Powerful telescopes tell us earth is a tiny speck in a sea of 250 billion other stars in our galaxy, and our galaxy is just one of 200 billion that we know of. At the other extreme, the microscopic scale, the world is just very strange, with particles popping in and out of existence and much happening based only on probabilities. Certain atomic-scale things cannot be measured without changing them.
At the intermediate scale, with regard to life, Darwin discovered and elaborated the theory of evolution by natural selection, and we know a great deal about how organisms work. Biochemistry has had a major role too.

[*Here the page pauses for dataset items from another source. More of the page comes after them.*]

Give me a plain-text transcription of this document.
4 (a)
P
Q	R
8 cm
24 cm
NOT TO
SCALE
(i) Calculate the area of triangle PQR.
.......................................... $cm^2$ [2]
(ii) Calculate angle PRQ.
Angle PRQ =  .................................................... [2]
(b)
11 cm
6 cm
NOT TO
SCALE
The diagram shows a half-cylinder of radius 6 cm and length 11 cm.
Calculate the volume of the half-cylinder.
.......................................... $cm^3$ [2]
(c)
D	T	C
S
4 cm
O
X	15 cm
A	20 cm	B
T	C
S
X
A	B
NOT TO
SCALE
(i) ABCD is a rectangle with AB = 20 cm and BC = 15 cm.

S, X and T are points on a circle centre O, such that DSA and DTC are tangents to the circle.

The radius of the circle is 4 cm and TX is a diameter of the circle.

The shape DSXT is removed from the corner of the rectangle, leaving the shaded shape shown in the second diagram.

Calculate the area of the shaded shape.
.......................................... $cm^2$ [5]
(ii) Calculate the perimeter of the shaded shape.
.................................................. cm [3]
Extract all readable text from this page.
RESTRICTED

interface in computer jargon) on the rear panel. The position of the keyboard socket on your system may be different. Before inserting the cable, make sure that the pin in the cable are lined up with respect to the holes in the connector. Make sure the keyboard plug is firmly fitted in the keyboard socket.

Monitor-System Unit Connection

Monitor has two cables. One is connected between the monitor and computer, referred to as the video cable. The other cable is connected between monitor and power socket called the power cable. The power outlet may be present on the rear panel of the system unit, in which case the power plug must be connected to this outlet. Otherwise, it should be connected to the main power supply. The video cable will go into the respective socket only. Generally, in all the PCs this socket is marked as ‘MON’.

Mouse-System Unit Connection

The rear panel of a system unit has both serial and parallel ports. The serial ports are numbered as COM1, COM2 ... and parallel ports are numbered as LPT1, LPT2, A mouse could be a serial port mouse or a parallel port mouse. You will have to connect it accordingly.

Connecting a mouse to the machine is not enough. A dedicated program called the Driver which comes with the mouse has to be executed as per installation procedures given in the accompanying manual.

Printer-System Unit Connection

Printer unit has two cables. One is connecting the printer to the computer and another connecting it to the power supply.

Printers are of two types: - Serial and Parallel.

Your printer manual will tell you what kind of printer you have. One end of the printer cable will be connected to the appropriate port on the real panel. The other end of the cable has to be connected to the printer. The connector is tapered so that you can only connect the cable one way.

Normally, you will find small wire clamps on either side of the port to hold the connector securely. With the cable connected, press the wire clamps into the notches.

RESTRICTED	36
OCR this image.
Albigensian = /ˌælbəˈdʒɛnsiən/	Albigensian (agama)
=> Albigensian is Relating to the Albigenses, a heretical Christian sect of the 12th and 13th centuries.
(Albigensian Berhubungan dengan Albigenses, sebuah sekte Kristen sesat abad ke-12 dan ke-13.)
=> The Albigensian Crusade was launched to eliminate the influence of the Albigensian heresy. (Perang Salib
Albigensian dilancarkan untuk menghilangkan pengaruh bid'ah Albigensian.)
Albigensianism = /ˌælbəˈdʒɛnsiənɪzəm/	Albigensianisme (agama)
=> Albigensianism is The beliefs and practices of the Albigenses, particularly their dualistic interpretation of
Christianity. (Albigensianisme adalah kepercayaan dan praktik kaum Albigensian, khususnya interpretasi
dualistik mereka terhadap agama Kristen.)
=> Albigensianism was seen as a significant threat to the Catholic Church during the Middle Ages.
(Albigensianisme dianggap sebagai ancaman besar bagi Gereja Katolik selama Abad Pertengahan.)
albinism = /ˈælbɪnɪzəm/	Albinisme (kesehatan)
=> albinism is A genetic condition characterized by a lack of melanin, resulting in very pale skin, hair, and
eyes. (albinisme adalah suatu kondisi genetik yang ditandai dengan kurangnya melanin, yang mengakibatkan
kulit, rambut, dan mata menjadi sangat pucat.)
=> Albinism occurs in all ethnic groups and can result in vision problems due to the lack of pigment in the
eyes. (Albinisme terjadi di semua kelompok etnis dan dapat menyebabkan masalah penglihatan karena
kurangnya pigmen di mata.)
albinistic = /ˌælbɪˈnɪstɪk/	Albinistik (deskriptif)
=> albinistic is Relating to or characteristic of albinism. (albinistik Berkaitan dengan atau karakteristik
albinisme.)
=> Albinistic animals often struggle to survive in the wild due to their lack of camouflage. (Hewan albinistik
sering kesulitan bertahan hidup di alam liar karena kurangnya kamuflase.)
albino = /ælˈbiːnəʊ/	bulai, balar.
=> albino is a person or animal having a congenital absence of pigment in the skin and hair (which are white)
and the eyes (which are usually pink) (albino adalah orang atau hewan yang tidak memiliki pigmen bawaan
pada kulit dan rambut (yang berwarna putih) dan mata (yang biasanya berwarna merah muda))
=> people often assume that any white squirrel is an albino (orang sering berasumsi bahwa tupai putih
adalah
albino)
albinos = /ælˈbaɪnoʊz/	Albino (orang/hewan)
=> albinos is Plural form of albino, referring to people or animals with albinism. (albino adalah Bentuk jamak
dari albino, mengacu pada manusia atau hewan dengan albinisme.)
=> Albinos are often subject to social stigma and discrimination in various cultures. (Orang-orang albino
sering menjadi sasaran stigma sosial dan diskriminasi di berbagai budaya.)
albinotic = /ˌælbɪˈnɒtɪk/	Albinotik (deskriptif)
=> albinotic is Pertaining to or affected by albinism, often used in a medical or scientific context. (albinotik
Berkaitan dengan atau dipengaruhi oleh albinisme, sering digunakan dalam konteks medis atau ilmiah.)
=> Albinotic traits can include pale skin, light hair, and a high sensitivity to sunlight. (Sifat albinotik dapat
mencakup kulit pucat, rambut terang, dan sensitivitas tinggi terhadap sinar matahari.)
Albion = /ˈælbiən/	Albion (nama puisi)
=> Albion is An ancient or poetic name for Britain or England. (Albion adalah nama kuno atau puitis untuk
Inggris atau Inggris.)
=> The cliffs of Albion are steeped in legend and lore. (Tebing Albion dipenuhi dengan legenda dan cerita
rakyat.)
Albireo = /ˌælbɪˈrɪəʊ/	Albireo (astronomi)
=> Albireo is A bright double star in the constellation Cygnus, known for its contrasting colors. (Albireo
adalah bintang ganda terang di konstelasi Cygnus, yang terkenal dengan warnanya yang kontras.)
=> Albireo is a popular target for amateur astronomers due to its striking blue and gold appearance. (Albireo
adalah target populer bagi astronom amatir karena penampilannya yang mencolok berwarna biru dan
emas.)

Psychology is a case where slow thinking has come full circle to study the mind itself. It has discovered a great deal about how it works, including the instinctive, automatic fast thinking that is such a big part of who we are. A first approximation of how it differs from the clearer thinking of our slow thought processes is contained in a <list of cognitive biases>. And slow-thinking psychology has studied slow thinking itself.
However, our slow-thinking sides also have the ability to choose things that most people don't. We could choose to torture children, though thankfully hardly anyone does. We could choose to do things that are painful instead of pleasurable.
Someone could make it their life's goal to collect as many defunct microwave ovens as possible. They could make it their goal to chisel the letter "W" into as many rocks as their strength and longevity allowed. The range of what a few people will do in pursuit of their own private version of "art" is truly astonishing.
On the more positive side, we can choose to help strangers to the detriment of ourselves. We can value all humans equally without giving special preference to our nation, or our family. We can choose not to knowingly harm any animal.
Our slow-thinking side gives us the ability to defy generalizations science has made about how we will behave. But there is no objective reason anyone can give as to why those choices are preferable to the ones most people make. The closest we can come to making sense of life is to realize we are creatures shaped by evolution by natural selection.
This ends the series of posts on "the meaning of life".
(I wrote a blog post over ten years ago on how evolution explains why <happiness is transient>, which fits with this series of posts.)